Another prominent name in the research about the connection between literary studies and Biblical hermeneutics is Robert Alter, who has produced a compendious work on the Hebrew Bible and its translations, as well as some well-read analyses of Melville’s Moby-Dick. Alter’s expertise as a scholar of Hebrew is what he calls literary style; i.e., its formal linguistic features and their interplay. His companion pieces The Art of Biblical Narrative (1981) and The Art of Biblical Poetry (1985) continue to be standard texts for all who are interested in the

aesthetic and historical contextual analysis of the Bible. Alter systemizes Biblical language (tone, puns, translation) as well as thematics. More recently, he has produced his own annotated

translations of OT wisdom in The Wisdom Books (2011), upon which I rely for a critical evaluation of each book’s role within this sub-category of Christian and Hebrew text. Alter has also incrementally ventured into literary studies, most recently delivering a passionate plea for a refocusing on what he calls style in American literary studies: Pen of Iron (2010) represents one conceivable reaction to the aforementioned ongoing controversy about how to invent alternative modes to the hermeneutics of suspicion. Alter replies, in a tepid if somewhat antiquated

argument, that

What has happened too often, however, in American literary studies is that the focus on ideological considerations has tended to reduce the literary work to its

inferable propositional content, the analysis, bent on ‘unmasking’ the text, looking past the articulations of style that are compellingly interesting in their own right and that might in fact complicate the understanding of the propositional content. (emphasis added, 22)

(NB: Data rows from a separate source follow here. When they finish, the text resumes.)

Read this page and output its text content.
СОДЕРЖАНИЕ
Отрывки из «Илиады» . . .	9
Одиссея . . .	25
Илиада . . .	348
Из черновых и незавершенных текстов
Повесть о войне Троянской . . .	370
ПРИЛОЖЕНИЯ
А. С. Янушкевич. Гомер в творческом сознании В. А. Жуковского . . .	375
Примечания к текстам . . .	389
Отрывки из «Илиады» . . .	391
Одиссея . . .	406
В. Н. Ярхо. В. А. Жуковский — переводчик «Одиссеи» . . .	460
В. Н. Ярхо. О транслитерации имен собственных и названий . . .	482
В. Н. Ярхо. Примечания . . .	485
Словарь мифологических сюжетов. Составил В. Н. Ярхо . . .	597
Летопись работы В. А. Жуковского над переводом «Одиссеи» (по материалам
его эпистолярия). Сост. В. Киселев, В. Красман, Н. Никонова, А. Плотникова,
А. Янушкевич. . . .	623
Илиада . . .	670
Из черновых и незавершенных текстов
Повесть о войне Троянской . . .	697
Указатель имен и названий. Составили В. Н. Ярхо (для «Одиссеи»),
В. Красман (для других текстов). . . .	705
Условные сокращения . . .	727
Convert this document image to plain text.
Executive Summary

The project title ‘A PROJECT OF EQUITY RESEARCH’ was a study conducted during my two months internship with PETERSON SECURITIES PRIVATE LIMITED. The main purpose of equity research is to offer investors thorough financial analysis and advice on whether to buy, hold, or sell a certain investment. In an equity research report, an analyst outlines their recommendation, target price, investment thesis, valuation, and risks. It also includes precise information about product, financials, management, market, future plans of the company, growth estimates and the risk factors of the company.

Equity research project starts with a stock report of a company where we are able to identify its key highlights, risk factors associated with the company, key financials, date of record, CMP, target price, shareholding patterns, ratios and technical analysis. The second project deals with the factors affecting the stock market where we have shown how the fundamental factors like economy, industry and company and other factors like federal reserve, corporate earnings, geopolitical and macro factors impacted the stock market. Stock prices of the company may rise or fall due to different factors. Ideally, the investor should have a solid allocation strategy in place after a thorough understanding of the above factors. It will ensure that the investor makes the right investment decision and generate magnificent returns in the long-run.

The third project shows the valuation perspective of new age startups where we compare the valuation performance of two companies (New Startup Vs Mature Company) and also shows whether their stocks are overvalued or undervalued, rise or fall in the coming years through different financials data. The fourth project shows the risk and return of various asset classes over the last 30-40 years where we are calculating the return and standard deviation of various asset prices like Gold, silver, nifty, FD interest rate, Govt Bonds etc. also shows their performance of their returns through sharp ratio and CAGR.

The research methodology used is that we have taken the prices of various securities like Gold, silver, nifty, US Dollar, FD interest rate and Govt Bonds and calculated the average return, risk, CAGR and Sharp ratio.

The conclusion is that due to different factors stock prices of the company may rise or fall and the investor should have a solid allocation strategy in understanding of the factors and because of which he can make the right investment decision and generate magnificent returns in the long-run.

Across these studies, Alter—while not deploying the parlance of high literary theory—has made the compelling case that language, as aesthetic effect, cannot be dismissed from human

communication. The Bible makes a strong case that whatever is to be worked out about human reality must ultimately occur in language. Melville therefore is part of a larger, literary project that seeks not merely to diagnose the fundamental failure and futility of human reason and perception in humanity’s linguistic production, but rather conceives of failure and deadlock in communication within language as part of a system of perpetual learning. Language is not an inescapable trap but an unwieldy medium of heuristic character, the mastery of which requires patience, intelligence, and courage. Negotiation and exploration are practical realities of engaging this medium.